雨が、水が隠すのは時に悲しく、時に優しい事柄なのである

留学中の異国の王子の暗殺事件を防ぐ為に奔走する王女マリーと近衛騎士シャルル。

マリーは王に伝わる秘宝を使って明るい未来を手に入れることができるのか。
事件を調べる中で、気がつくことになる自身の想いの答えとは。

主軸となる誰が王子を殺したのかというミステリの要素と三角関係の恋愛模様のどれもがしっかりと纏まっていて面白かったです。

マリーに絶大な信頼を寄せるシャルル。
命の恩人としてマリーに興味を持ち始めるヌビス王子。

マリーは二人と関わる中で、少し客観的に自身の気持ちを確認する。

このドキドキは端正な男性から向けられる視線や好意のせいなのか。
それとも特定の誰かにだけ現れる心の揺れなのか。

その気持ちの正体に気がついた時。

マリーは彼に対してどんな言葉をかけるのだろうか。

論理的に状況を整理して時間の謎を一つずつ推理していく。そんな聡明な彼女らしい思考の果てに声になる言葉が素敵でした。


結果的にニ国やその他の国と手を取り合って解決する事件の部分。

随所で出てくる話や要素を綺麗に使って導かれる感じが好きです。

時戻りの短剣。
いいですよね。

やり直すのに傷つくのは自分だけ。
ですがその世界で自分が死んだという事実を残し、抱えて生きていくのはその世界の人達。

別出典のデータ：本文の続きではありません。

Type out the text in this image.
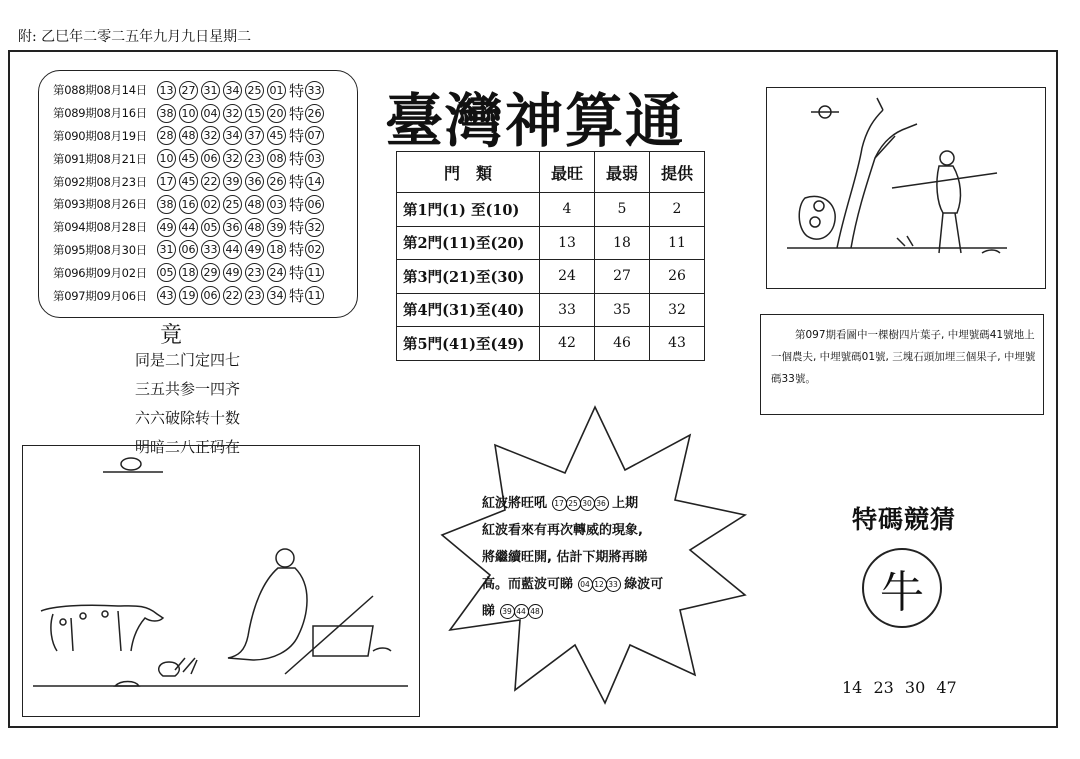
附: 乙巳年二零二五年九月九日星期二
第088期08月14日	13 27 31 34 25 01 特 33
第089期08月16日	38 10 04 32 15 20 特 26
第090期08月19日	28 48 32 34 37 45 特 07
第091期08月21日	10 45 06 32 23 08 特 03
第092期08月23日	17 45 22 39 36 26 特 14
第093期08月26日	38 16 02 25 48 03 特 06
第094期08月28日	49 44 05 36 48 39 特 32
第095期08月30日	31 06 33 44 49 18 特 02
第096期09月02日	05 18 29 49 23 24 特 11
第097期09月06日	43 19 06 22 23 34 特 11
臺灣神算通
門　類	最旺	最弱	提供
第1門(1) 至(10)	4	5	2
第2門(11)至(20)	13	18	11
第3門(21)至(30)	24	27	26
第4門(31)至(40)	33	35	32
第5門(41)至(49)	42	46	43
竟
同是二门定四七
三五共参一四齐
六六破除转十数
明暗二八正码在
第097期看圖中一棵樹四片葉子, 中埋號碼41號地上一個農夫, 中埋號碼01號, 三塊石頭加埋三個果子, 中埋號碼33號。
紅波將旺吼 17 25 30 36 上期
紅波看來有再次轉威的現象,
將繼續旺開, 估計下期將再睇
高。而藍波可睇 04 12 33 綠波可
睇 39 44 48
特碼競猜
牛
14 23 30 47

回数制限こそありますが、そうではない感情的な部分で一度とも多く使いたくはないと思わせる。

シャルルとマリーのやり取りは最高でした。

マリーが忘れないと言った。
それ以上に欲しい言葉があるだろうか。
体で頭で分かっていても、心が胸が苦しいと叫びたがっているんだ。

そんな想いを噛み締めるように大切な人の死を見届けるであろうあの世界線の彼は素敵でした。

まだまだ書きたいことばかりです。

とても素晴らしい作品をありがとうございました。